Parlemen AS mengajukan sejumlah pasal untuk memakzulkan Nixon, yakni menghalang-halangi upaya hukum, penyalahgunaan wewenang, dan berupaya mengganggu investigasi skandal Watergate yang dilakukan Kongres. Ketika penyelidikan skandal ini memasuki babak akhir, Nixon bertemu dengan Senator Barry Goldwater, Senator Hugh Scott, dan Anggota Kongres Rhodes di Ruang Oval. Mereka menyatakan, dukungan dari perwakilan Partai Republik di Senat dan di Kongres menipis.

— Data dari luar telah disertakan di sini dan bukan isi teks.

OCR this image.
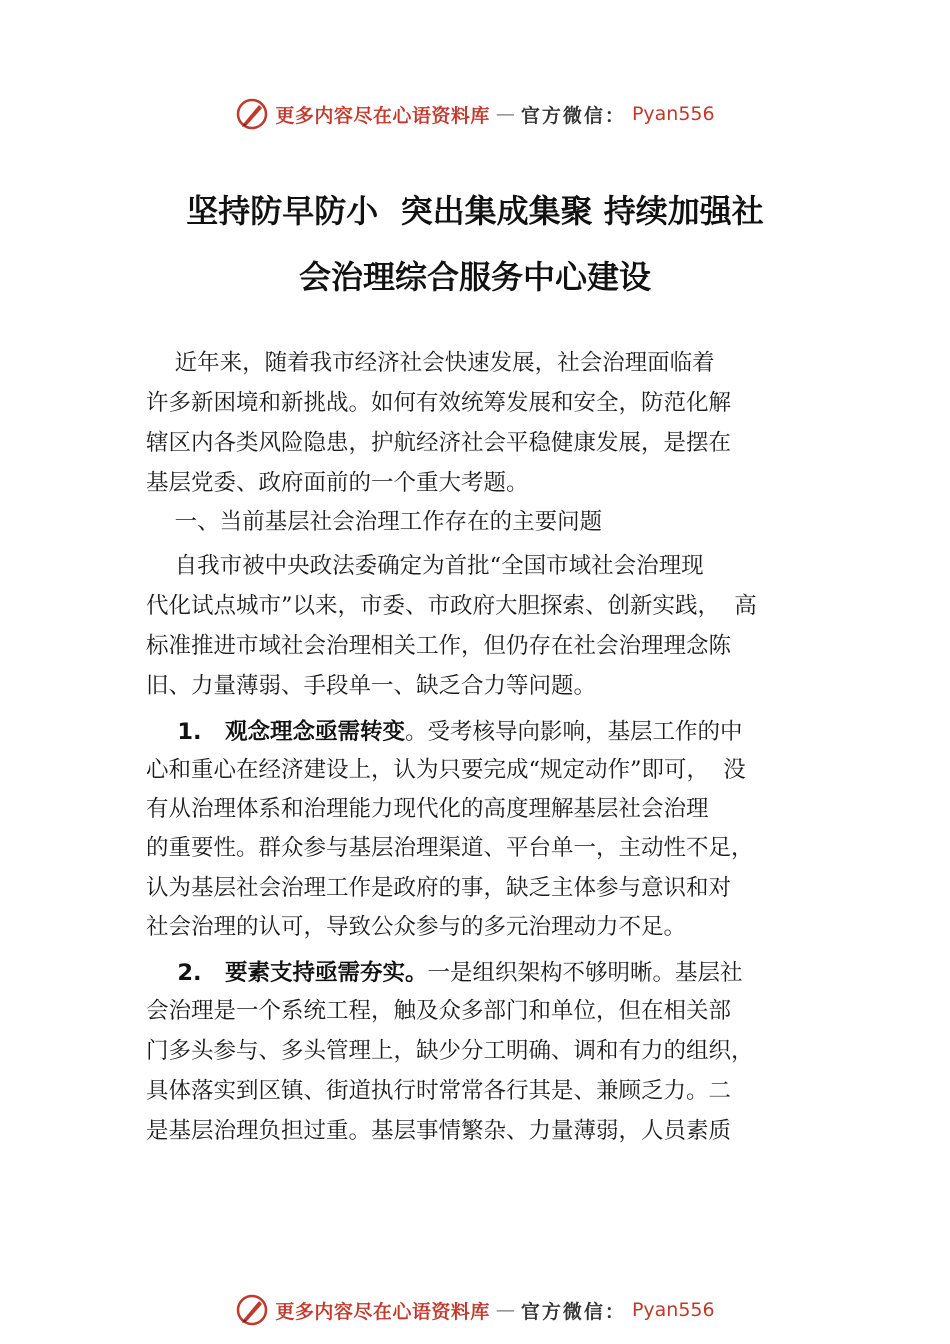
更多内容尽在心语资料库 — 官方微信： Pyan556
坚持防早防小  突出集成集聚 持续加强社
会治理综合服务中心建设
近年来，随着我市经济社会快速发展，社会治理面临着
许多新困境和新挑战。如何有效统筹发展和安全，防范化解
辖区内各类风险隐患，护航经济社会平稳健康发展，是摆在
基层党委、政府面前的一个重大考题。
一、当前基层社会治理工作存在的主要问题
自我市被中央政法委确定为首批“全国市域社会治理现
代化试点城市”以来，市委、市政府大胆探索、创新实践，  高
标准推进市域社会治理相关工作，但仍存在社会治理理念陈
旧、力量薄弱、手段单一、缺乏合力等问题。
1.   观念理念亟需转变。受考核导向影响，基层工作的中
心和重心在经济建设上，认为只要完成“规定动作”即可，  没
有从治理体系和治理能力现代化的高度理解基层社会治理
的重要性。群众参与基层治理渠道、平台单一，主动性不足，
认为基层社会治理工作是政府的事，缺乏主体参与意识和对
社会治理的认可，导致公众参与的多元治理动力不足。
2.   要素支持亟需夯实。一是组织架构不够明晰。基层社
会治理是一个系统工程，触及众多部门和单位，但在相关部
门多头参与、多头管理上，缺少分工明确、调和有力的组织，
具体落实到区镇、街道执行时常常各行其是、兼顾乏力。二
是基层治理负担过重。基层事情繁杂、力量薄弱，人员素质
更多内容尽在心语资料库 — 官方微信： Pyan556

Nixon harus menghadapi pemakzulan.
Nixon akhirnya memutuskan untuk mengundurkan diri, seperti dikutip dari American Government and Politics Today yang ditulis Steffen W. Schmidt. Pada 8 Agustus 1974, Nixon mengucapkan pidato pengunduran dirinya dari Ruang Oval. Pidato tersebut disiarkan secara nasional di televisi. Setelah Nixon mundur, Kongres mencabut proses pemakzulan meskipun proses hukum tetap dijalankan.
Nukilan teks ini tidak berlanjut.